In the United States, rosé wines are often traditionally enjoyed in the warm summer months or in warmer southern climates, as Forbes notes. But that's not always true for Prosecco, as it can be a common celebratory sipper during the holidays, on New Year's Eve, and for other celebrations as well, as the dry fruitiness of the bubbly can also mitigate the sweet richness of a birthday cake, cheesecake, or crème brûlée. Wine Enthusiast notes that because of their sweet/savory balance, sparkling rosés can even do well with special event, poultry-based meals like Thanksgiving turkey or Christmas goose.

Because sparkling wines like Prosecco rosé tend to have a lower pH, Wine Enthusiast writes, they have a natural acidity that helps cut through rich, fattier foods, which cleanses the palate and provides a fresh, crisp balance.
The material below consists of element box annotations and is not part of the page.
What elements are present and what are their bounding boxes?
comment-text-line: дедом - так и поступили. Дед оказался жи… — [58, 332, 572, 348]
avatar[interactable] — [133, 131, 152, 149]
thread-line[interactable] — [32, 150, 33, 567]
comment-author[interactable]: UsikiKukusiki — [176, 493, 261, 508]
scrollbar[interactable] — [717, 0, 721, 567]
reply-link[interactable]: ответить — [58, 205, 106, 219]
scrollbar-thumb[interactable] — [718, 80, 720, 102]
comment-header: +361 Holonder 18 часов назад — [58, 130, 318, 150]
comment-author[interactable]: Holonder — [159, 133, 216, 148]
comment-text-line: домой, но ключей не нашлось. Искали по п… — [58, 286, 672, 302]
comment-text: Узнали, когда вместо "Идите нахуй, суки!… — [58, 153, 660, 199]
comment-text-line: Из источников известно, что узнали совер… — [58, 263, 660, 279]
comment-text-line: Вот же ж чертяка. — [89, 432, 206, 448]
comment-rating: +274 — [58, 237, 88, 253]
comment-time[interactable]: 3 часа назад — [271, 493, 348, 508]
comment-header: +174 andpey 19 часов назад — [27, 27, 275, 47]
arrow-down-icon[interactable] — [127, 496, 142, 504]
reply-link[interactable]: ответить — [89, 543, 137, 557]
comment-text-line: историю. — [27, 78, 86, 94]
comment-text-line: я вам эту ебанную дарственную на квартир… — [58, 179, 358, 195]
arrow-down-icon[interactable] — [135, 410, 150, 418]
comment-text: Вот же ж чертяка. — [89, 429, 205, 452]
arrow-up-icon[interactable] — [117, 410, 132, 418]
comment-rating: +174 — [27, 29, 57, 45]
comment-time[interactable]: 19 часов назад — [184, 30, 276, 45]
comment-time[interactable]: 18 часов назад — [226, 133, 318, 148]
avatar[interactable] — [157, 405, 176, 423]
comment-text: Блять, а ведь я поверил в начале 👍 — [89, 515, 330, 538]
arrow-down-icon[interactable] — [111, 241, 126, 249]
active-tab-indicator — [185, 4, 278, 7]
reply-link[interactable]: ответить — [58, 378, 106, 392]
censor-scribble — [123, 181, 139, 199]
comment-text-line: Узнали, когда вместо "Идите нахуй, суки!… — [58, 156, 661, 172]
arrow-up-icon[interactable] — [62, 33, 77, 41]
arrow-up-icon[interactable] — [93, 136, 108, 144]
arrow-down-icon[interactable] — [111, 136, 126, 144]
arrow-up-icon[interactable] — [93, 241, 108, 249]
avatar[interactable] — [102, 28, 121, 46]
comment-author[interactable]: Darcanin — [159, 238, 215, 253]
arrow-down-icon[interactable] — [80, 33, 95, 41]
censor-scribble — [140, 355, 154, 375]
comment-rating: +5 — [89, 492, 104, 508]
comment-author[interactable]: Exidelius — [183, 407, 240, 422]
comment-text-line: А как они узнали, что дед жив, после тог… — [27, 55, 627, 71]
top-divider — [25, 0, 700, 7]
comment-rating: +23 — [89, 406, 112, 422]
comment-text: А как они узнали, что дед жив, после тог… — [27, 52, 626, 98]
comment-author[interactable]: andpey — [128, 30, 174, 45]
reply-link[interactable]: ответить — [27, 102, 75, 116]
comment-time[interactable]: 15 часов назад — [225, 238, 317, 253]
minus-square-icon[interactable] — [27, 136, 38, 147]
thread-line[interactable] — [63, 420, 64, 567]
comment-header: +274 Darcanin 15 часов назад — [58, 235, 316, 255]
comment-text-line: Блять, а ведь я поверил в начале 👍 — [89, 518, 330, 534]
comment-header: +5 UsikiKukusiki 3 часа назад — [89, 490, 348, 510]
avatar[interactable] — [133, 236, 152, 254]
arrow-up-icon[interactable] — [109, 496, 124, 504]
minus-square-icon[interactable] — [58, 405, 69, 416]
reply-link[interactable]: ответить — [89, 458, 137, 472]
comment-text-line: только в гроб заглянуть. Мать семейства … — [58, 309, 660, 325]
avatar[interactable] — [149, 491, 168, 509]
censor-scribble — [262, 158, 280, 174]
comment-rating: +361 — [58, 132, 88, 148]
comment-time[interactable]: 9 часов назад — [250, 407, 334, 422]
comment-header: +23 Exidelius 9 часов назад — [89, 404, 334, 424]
A classic charcuterie board, with cheeses, savory meats, and fruits, also pairs well with this type of wine. Glass of Bubbly also suggests a light, creamy risotto. And the fresh crispness of the Prosecco rosé also works well with fish and shellfish, poultry, or other foods traditionally associated with white wine pairings.

Like traditional Prosecco, a Prosecco rosé also does well with typical brunch fare, especially a fresh summer salad, quiches, omelets, eggs Benedict or sweet-and-savory dishes like French toast. However, the complex flavors can be lost with the overpowering juice flavors in a mimosa, though Mindful Avocado raves about grapefruit mimosas using sparkling rosés, so it might be worth a try.

Manufacturers expect big sales as the market grows

Prosecco rosés are popping up everywhere, from fancy wine shops to local grocery stores. While big names like Josh Cellars, Freixenet, and La Marca have put out offerings, plenty of smaller winemakers are joining in on the excitement as well. Even Costco has a Kirkland Signature 2020 Rosé Prosecco on their store shelves. Many smaller manufacturers are getting in the game as well, and some that have been making sparkling rosés are now phasing those out, The Wall Street Journal notes, in order to manufacture bottles under the new designation.

There's a reason winemakers are jumping into this market eagerly — they're banking on the fact that the popularity of both Prosecco and classic rosés will help quickly grow the Prosecco rosé market. VinePair reports that Americans consumed 82,936,113 bottles of Prosecco in 2019 alone. And rosé sales have been rising exponentially over the years, too, Forbes writes, with sales growing 35%-40% over the period of 2014-2019. Given that Prosecco and rosé are two of America's favorite wines, Food & Wine notes, it seems to be a segment for exponential growth.

And so far, initial sales look good, with Prosecco as a category increasing 2.8% in 2020 year-over-year from 2019. It's an increase of approximately 3.5%, boosted at least in part by the new Prosecco rosé category (via Harper's UK). Professionals in the field are likewise hopeful. As Master of Wine Christy Caterbury told VinePair, "The category is set to soar."